Quando Tony Ferguson e Justin Gaethje entrarem no octógono na noite deste sábado (9), em Jacksonville, Flórida, sua disputa pelo título provisório dos pesos leves será o clímax do UFC 249, o maior evento esportivo a ser realizado nos Estados Unidos em quase dois meses.

Também será um triunfo para Dana White, o belicoso presidente do Ultimate Fighting Championship (UFC). Se a decisão tivesse cabido a ele, White jamais teria suspendido a realização de torneios de MMA, e que se dane a pandemia do coronavírus.

Por duas décadas, White insistiu que seu esporte se tornaria o maior do planeta. Neste final de semana, ele desfrutará de holofotes dignos de suas ambições, pelo menos por uma noite, ou talvez por mais tempo, caso os planos do UFC para pelo menos mais três eventos em maio sigam adiante sem reveses significativos.

Mas se o UFC 249 demonstra o desejo irreprimível de White de dominar o mundo do esporte, também enfatiza algumas das dificuldades causadas por seu estilo agressivo e alguns possíveis defeitos no modelo de negócios de sua organização.

As tentativas de White de continuar a realizar combates durante a pandemia atraíram reprovação de políticos poderosos e de seus parceiros empresariais mais importantes, a Disney e a ESPN. O escrutínio reflete em parte as expectativas mais ambiciosas de respeitabilidade para uma organização encarada por muito tempo como uma curiosidade tosca.

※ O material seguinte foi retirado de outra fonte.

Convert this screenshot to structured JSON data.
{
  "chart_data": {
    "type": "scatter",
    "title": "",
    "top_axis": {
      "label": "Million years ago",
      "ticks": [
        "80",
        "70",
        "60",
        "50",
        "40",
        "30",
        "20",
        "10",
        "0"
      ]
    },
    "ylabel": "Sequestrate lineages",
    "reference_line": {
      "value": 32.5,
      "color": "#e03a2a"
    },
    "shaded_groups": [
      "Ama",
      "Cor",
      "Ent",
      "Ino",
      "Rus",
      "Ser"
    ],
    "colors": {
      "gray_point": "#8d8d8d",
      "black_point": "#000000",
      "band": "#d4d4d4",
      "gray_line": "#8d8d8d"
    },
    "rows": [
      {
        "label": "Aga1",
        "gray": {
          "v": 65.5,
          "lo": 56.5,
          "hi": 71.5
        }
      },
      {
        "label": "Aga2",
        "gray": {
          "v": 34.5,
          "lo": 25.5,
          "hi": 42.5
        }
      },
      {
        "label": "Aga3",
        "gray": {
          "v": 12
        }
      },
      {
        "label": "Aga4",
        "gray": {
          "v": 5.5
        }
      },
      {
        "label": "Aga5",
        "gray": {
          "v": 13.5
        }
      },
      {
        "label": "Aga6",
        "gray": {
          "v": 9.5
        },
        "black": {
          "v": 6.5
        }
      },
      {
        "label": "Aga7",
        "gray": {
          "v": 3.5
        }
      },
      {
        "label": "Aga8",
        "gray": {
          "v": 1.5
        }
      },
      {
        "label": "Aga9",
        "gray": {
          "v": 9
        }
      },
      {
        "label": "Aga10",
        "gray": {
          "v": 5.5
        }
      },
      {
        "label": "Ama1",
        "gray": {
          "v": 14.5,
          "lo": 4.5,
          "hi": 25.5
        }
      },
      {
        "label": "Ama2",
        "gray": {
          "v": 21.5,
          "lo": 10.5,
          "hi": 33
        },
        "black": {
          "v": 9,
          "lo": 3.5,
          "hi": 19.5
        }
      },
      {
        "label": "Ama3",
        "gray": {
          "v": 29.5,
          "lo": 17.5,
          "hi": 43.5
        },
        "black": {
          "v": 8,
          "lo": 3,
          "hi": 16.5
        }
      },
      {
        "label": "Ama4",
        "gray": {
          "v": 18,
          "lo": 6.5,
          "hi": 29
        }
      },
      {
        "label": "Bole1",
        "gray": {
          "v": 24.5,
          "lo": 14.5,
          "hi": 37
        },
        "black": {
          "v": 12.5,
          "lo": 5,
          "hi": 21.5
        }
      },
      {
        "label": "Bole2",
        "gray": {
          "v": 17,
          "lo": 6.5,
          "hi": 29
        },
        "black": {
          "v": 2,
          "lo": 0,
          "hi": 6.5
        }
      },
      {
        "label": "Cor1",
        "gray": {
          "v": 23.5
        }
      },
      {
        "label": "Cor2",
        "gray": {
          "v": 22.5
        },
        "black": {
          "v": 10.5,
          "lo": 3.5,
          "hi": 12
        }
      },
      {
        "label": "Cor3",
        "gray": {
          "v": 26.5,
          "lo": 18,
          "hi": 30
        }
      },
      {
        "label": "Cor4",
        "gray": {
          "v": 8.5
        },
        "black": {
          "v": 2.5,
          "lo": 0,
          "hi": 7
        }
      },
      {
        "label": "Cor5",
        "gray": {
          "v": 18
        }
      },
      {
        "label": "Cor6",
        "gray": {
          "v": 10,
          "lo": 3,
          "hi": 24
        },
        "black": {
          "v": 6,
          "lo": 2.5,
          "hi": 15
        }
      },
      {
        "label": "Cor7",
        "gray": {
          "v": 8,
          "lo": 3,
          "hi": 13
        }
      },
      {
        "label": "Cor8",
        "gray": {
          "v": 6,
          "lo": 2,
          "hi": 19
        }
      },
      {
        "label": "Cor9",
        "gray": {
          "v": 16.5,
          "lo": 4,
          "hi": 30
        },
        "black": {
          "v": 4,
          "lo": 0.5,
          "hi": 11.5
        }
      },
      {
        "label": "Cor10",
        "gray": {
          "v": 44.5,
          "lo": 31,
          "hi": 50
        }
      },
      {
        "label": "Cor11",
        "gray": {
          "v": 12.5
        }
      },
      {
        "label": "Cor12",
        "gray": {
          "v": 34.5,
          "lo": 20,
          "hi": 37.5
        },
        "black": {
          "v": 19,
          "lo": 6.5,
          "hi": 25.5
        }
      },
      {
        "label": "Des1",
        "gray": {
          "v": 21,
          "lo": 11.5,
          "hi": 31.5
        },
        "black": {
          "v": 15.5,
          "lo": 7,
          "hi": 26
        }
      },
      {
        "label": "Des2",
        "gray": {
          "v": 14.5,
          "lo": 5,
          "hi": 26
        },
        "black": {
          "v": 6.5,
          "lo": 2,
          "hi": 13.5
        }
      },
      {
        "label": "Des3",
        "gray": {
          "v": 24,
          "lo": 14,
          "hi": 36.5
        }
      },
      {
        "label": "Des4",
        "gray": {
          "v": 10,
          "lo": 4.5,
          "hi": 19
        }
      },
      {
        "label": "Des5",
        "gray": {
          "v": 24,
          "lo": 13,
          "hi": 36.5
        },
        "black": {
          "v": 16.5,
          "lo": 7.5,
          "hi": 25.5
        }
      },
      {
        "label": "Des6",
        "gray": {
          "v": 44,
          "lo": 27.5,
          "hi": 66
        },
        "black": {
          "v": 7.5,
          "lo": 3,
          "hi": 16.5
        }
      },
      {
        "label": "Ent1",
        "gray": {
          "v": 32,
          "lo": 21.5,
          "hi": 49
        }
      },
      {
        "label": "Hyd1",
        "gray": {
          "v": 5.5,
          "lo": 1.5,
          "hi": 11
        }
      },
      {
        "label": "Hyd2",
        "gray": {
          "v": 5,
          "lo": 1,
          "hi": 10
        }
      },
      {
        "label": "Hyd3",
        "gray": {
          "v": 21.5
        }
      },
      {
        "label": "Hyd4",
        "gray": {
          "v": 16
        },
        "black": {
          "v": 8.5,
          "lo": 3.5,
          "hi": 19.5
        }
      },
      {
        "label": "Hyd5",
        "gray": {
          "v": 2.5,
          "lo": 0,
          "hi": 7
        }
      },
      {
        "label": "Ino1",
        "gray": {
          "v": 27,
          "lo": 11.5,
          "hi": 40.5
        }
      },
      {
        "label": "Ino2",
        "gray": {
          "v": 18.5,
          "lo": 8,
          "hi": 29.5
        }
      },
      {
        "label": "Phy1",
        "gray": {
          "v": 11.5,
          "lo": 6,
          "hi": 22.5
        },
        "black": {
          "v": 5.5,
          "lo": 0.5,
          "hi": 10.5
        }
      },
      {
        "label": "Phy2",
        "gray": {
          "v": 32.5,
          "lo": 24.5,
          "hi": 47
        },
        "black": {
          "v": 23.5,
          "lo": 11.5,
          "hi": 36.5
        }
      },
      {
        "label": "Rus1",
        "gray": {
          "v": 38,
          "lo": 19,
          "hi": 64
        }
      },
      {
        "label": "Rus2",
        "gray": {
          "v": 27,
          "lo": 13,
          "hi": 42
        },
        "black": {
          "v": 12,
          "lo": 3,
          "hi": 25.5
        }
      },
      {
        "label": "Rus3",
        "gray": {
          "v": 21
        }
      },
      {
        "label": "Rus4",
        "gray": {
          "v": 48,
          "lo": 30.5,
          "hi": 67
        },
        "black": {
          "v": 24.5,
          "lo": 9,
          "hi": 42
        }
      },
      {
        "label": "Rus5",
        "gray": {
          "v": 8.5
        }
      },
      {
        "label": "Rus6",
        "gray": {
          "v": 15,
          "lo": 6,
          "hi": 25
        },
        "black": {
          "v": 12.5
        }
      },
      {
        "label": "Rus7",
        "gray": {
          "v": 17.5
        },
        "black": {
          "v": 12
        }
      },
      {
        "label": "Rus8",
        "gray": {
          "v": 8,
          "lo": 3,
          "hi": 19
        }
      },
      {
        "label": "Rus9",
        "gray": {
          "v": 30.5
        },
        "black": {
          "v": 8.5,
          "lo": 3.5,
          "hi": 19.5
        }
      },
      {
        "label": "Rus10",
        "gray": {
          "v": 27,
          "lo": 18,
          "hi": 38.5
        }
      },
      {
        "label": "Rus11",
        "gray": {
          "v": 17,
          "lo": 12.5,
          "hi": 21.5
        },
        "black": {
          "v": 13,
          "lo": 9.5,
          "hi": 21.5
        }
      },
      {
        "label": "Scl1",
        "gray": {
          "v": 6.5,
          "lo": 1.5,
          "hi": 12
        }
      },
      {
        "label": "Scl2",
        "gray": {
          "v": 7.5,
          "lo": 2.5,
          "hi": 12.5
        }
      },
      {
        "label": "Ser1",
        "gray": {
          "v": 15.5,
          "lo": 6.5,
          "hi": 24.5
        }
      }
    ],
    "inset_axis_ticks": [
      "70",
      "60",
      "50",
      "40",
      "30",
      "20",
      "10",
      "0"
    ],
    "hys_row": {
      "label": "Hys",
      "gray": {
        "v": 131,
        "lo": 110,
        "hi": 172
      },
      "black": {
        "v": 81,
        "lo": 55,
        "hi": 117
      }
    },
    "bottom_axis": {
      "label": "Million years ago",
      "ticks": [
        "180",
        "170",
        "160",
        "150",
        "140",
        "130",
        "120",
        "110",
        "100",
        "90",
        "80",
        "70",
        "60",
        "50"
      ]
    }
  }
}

Pela maior parte da gestão de White como presidente, a organização era controlada por magnatas dos cassinos de Las Vegas e não tinha de prestar contas a virtualmente pessoa alguma. Fundado em 1993, o UFC foi adquirido por US$ 2 milhões, em 2001, por Lorenzo e Frank Fertitta, irmãos que eram donos dos Stations Casinos e amigos de infância de White, a quem eles imediatamente colocaram no comando do negócio. Eles venderam o UFC em 2016 por cerca de US$ 4 bilhões, coroando uma transformação pela qual White merece boa parte do crédito.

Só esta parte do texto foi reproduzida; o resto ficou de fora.